The rich and the poor
As Beijing is booming economically, with annual GDP per capita reaching $12,000 in 2011, the line differentiating the administrative regions has begun to define rich zones from poor.
"If we were living in Yanqing county, we would already be rich," a villager in Diao'e county (which is separated from Yanqing by just a mountain) exclaimed, expressing envy toward his richer neighbors when he was interviewed by China Newsweek.
In 2011, the annual financial income of Chicheng county was 970 million yuan while Yanqing's income was 1.8 billion yuan, official statistics revealed.
Policy differences between the various administrative areas can also be significant.
For example, the road construction subsidy is 35,000 yuan per kilometer in Hebei Province, while in Beijing it is 10 times more.
Cities like Zhangjiakou and Chengde have sacrificed their own large-scale projects to make Beijing environmentally secure, according to Li Lan.

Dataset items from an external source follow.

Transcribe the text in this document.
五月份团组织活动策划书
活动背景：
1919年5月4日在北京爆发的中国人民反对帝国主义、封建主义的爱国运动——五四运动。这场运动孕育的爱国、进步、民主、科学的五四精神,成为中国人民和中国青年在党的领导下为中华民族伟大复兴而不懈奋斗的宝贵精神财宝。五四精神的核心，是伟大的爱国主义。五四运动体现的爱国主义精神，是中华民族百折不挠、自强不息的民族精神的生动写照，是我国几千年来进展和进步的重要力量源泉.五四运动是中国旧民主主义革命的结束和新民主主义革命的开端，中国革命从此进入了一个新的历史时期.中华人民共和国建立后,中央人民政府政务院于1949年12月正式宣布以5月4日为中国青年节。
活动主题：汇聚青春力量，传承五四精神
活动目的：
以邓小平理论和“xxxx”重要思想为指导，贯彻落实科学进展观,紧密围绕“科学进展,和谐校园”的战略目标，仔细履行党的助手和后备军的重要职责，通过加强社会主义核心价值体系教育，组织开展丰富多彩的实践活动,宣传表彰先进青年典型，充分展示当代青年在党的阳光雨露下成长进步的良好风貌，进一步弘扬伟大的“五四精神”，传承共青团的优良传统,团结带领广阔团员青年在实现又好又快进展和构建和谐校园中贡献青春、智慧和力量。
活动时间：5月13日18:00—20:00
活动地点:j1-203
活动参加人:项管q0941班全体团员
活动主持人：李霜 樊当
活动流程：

"Chicheng county axed 70 projects that might have endangered the water safety of Beijing, leading to thousands of people being laid off," he said, adding that the poverty in these areas means they are barely able to support themselves, but they have to sacrifice so Beijing can have healthy surroundings.
As one of the important drinking water sources for Beijing, Chicheng itself thirsts for water with 61,000 people, as well as livestock, experiencing difficulties accessing drinking water. Around 26,000 people needed to travel to seek water in 2010, according to official statistics.

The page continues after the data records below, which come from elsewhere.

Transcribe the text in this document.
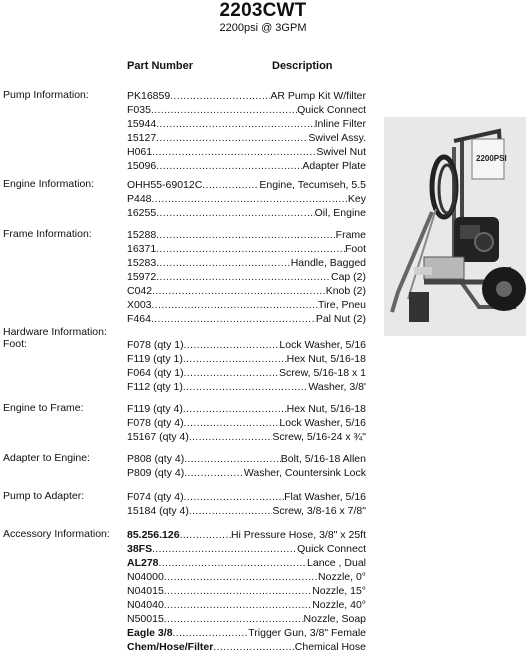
2203CWT
2200psi @ 3GPM
Part Number	Description
Pump Information:	PK16859 .....	AR Pump Kit W/filter
F035 .....	Quick Connect
15944 .....	Inline Filter
15127 .....	Swivel Assy.
H061 .....	Swivel Nut
15096 .....	Adapter Plate
Engine Information:	OHH55-69012C .....	Engine, Tecumseh, 5.5
P448 .....	Key
16255 .....	Oil, Engine
Frame Information:	15288 .....	Frame
16371 .....	Foot
15283 .....	Handle, Bagged
15972 .....	Cap (2)
C042 .....	Knob (2)
X003 .....	Tire, Pneu
F464 .....	Pal Nut (2)
Hardware Information:
Foot:	F078 (qty 1) .....	Lock Washer, 5/16
F119 (qty 1) .....	Hex Nut, 5/16-18
F064 (qty 1) .....	Screw, 5/16-18 x 1
F112 (qty 1) .....	Washer, 3/8'
Engine to Frame:	F119 (qty 4) .....	Hex Nut, 5/16-18
F078 (qty 4) .....	Lock Washer, 5/16
15167 (qty 4) .....	Screw, 5/16-24 x ¾"
Adapter to Engine:	P808 (qty 4) .....	Bolt, 5/16-18 Allen
P809 (qty 4) .....	Washer, Countersink Lock
Pump to Adapter:	F074 (qty 4) .....	Flat Washer, 5/16
15184 (qty 4) .....	Screw, 3/8-16 x 7/8"
Accessory Information: 85.256.126 .....	Hi Pressure Hose, 3/8" x 25ft
38FS .....	Quick Connect
AL278 .....	Lance , Dual
N04000 .....	Nozzle, 0°
N04015 .....	Nozzle, 15°
N04040 .....	Nozzle, 40°
N50015 .....	Nozzle, Soap
Eagle 3/8 .....	Trigger Gun, 3/8" Female
Chem/Hose/Filter .....	Chemical Hose
2200PSI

Li said those poverty-stricken areas provided resources to Beijing for free for years, and even with some compensation given in recent years, the amount of money provided isn't in line with market-oriented calculations.
Yang Yiyong, director of the Institute for Social Development under the National Development and Reform Commission, told the Global Times that the wealth gap has existed for quite a long time and it is not limited to Beijing, with areas surrounding mega cities such as Shanghai and Guangzhou also facing the same problem.
"Those counties in poverty are mostly areas which are geographically hard to develop; most of them are mountainous areas with less developed transportation networks. Also, the people living in these areas are not skilled enough to meet the needs of the market," Yang said.
Seeking leverage
The Hebei provincial government in 1986 designed "circle" strategy, which was intended to boost the economy in areas around Beijing, Tianjin and Hebei. In 2010, Hebei outlined a plan to construct a green economic circle surrounding Beijing in its 12th Five-Year Plan.
The plan detailed goals such as enlarging vegetable plantations to occupy over 50 percent of the vegetable market in Beijing and Tianjin.
Yang said increasing cooperation between Hebei and Beijing might be a way forward, but the two partners must seek a long term common interest to ensure cooperation proceeds smoothly.
Some experts have put forward suggestions to merge administrative functions with Beijing, but Han Jin, a professor studying poverty-stricken regions around Beijing at the Shijiazhuang University of Economics, told the Global Times that merging the areas is not an easy proposition, one reason being that it can be difficult to integrate local politicians into the wider framework after the areas are merged.
"Developing the areas equally requires strategic planning. Beijing needs to shoulder the responsibility of forming plans to reduce poverty, since it has strongly demanded space to develop from Hebei Province. And Hebei should gradually reduce its dependence on Beijing and earn equal cooperation status with the capital," Han said.